Subir a ladeira duas vezes já lhe tinha levado o fôlego e amor-próprio.
Será
que não há nenhuma pílula milagrosa que derreta para sempre o pneu que arranjei
em volta de minha linda cinturinha? Sabia
que não havia. Pensou no procedimento da
bolsa no estômago. Já estava pensando
seriamente nisso há algum tempo. Vou
comer pouco, quer queira ou não. Aí o
estômago diminui e a vontade de comer também.
Não
houve médico que quisesse fazer a tal cirurgia.
Era muito nova e nem tantos quilos a mais possuía. É questão de força de
vontade – diziam – coma mais vezes e pouco. E faça exercício, tome um pouco de
sol. Preencha seu tempo para não pensar
em comer, e tudo ficará bem.
Mas
não ficou. Ao estacionar o carro, baqueou,
ainda sentada. Um AVC! Felizmente, o
vizinho de vaga notou algo errado com ela, com a cabeça caída ao volante.
Foi
um corre-corre! Quem veio primeiro foi o
filho que morava próximo, Providenciou a ambulância e só de lá informou aos
irmãos e ao marido;
Quinze
dias de coma, não sabiam se ela voltaria e, se voltasse, quais seriam as
sequelas. Mas ela voltou. Abriu os olhos, e viu o marido ao lado da
cama, cochilando. O relógio marcava três da tarde. O que tinha havido?

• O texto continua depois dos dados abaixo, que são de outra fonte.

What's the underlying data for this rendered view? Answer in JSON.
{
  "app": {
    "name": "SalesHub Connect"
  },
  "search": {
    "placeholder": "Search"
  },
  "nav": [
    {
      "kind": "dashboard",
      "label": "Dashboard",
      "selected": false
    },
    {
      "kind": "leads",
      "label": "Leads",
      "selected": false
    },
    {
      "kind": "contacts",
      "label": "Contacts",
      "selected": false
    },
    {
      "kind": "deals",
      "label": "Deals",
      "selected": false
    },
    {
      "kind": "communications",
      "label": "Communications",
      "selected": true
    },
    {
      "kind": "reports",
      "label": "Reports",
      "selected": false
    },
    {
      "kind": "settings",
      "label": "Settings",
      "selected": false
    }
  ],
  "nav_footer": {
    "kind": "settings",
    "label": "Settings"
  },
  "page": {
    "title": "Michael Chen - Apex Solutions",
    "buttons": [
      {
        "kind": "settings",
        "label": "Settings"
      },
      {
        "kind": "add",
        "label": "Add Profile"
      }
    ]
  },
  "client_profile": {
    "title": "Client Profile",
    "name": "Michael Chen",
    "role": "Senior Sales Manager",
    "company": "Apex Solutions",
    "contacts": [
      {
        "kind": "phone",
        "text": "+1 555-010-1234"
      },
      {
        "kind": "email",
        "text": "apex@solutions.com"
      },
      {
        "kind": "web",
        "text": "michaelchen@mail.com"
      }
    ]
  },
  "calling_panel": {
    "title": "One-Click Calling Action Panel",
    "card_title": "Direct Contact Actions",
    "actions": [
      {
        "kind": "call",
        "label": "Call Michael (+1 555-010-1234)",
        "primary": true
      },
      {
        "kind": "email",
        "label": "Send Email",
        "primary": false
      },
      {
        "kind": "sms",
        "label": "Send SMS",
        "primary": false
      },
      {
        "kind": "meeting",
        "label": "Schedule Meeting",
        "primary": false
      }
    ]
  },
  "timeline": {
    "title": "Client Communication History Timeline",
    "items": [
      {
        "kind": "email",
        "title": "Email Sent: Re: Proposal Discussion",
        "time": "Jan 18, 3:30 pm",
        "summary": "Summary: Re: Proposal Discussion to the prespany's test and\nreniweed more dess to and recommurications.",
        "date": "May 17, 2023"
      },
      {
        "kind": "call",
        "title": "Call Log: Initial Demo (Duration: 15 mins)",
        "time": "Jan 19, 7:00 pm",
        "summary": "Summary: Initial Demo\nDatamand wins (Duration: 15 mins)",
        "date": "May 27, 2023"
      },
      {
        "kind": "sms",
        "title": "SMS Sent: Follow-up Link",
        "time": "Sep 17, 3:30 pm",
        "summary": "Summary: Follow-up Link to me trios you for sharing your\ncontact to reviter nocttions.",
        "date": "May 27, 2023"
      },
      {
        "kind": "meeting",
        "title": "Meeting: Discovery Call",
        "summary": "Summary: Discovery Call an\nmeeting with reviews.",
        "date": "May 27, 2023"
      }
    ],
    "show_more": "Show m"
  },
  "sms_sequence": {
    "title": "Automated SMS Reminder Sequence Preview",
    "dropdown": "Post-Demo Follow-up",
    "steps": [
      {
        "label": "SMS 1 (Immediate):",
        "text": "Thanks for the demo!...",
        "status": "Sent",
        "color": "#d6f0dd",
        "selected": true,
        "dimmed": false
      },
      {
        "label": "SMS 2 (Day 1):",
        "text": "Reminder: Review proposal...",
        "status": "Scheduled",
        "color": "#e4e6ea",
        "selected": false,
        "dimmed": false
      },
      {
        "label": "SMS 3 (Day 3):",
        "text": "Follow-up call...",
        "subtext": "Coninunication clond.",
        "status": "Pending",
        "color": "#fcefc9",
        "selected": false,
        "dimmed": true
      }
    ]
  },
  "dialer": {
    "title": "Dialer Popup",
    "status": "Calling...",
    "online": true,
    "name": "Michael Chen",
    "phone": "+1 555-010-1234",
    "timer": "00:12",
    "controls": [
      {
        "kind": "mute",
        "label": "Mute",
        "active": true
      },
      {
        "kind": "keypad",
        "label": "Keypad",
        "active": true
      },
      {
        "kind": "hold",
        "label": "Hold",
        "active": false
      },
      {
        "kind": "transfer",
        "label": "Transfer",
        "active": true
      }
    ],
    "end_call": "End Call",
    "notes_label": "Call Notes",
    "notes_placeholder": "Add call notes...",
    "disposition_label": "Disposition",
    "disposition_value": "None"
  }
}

Desconfiou que estivesse num hospital, mas o que fazia ali?
Mexeu
mãos, braços e pernas. Será que me acidentei, pensou? Tudo em ordem. Estava com um braço no soro, nada mais. Passou a mão no rosto, não tinha bandagens,
não doía.
Seja
lá o que for, pensou – estou inteira, que bom! O marido acordou com o barulho
dela se remexendo e deu um largo sorriso ao vê-la de olhos abertos, olhando
para ele interrogativamente.
-
Ah, meu bem, que bom que acordou! Belo
susto nos deu. Como está se sentindo
agora?
-
Beleza, amor. O que aconteceu? O que
faço aqui?
-
Você teve um AVC no carro, na garagem. Ainda bem que o vizinho de vaga notou
algo errado e alertou a portaria que pediu uma ambulância. Foi isso. Mas agora
você já acordou e parece muito bem. Vou
chamar o médico para lhe dar alta. Vamos para casa!
A
enfermeira ajudou-a a se vestir enquanto o médico assinava a alta com um monte
de recomendações.
Quando
se olhou no espelho, assustou-se com a cara abatida, meio chupada.
-
Meu Deus, o que é isso? Pareço uma velha.
-
Que velha que nada – animou-a o marido.
- O que está é bem enxuta. Veja
que o vestido está solto, você emagreceu muito nestes quinze dias.
-
Nossa, é mesmo! Quase gritou de contentamento. Valeu mesmo! Vamos para casa meu
bem, quero ver quantos vestidos agora me servem.
Ele riu,
contente e aliviado, observou ela colocar um batom e escovar a cabeleira.
Parecia uma mocinha.
Ela
não cabia de tanta felicidade. O médico
deu-lhe alta com um monte de recomendações e remédios, mas ela não se importou
nem um pouco.
Chegaram
em casa felizes. O marido tinha providenciado comida chinesa, que ela adorava e
um bom vinho, para festejar sua volta.
Mas,
inacreditavelmente, ela estava completamente sem apetite.
E
assim os dias se seguiram, ela totalmente inapetente, e se sentindo cada vez
mais fraca. Teve que ir algumas vezes tomar soro e, se submeteu a alimentação
endovenosa.
Estava
magrinha sim, até bonita, mas fraca e sem vontade de fazer nada.
E
agora? O que será que vale mais na vida?
O
que vai pesar mais na balança da felicidade?